CarolinaDreamer gave you some great advice on your last tale, and it applies to this one just as well. That is, just because you’re writing a true story, it doesn’t mean you can’t (and shouldn’t) embellish. I’ve taken many of my true stories and added completely fictional elements just to give the stories a little dramatic flare.

Even if you stick to the straightforward memoir, you can give your true story a beginning, middle, and end to make it more compelling. These short snippets aren’t nearly as compelling.

Just my advice! Put as much weight into it as you paid for it!

haleyandjameshaleyandjamesabout 6 years ago
Stay true to the real events

Love the fact that you are recounting real experiences. Some people want embellishment, some don't. We love the realness of the story. Don't be put off from just telling it like it was!

prinnaveaprinnaveaabout 6 years ago
Embellishments

Liked the story and faved you to see what else you have to write.

Embellishments can actually be real in a story IMO. OH and who are you??, besides her husband.

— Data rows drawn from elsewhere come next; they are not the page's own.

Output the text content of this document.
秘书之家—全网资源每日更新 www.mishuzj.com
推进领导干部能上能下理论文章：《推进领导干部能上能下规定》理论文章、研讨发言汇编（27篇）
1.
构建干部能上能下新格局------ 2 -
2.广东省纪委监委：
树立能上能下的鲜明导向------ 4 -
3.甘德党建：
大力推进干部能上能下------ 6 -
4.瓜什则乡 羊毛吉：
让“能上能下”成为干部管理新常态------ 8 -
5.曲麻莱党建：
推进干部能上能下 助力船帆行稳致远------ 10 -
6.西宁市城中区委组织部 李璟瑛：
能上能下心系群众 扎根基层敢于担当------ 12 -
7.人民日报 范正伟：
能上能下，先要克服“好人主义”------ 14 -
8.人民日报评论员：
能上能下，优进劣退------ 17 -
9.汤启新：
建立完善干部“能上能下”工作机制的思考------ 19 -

We know Diane is (shall I say) a hot looking closet bi-sexual, which is interesting. You are on the other hand are a noname, maybe slightly reluctant husband. Gathered that from the other story, Bob would be good or Dick.

For what I call real embellishments, describe the parties a bit more, the party house maybe, the other people you two see, ect.

Okay, my example:

We walked up to the large wooden entry door and rang. We were greeted by the hostess Lynn who was stunning. After greetings we were ushered in to the den and introduced to Bob, her husband, who cheerfully greeted us. I noticed how large the house was and must have contained many, um play rooms, as drinks were brought.

I have been in a house like that but not for a swing-party. When I try to write I play a movie in my head. lol Keep writing I would like to see more.

26thNC26thNCabout 5 years ago
You

You have the usual suspects praising your slurry little story. Write for them and you'll fade fast.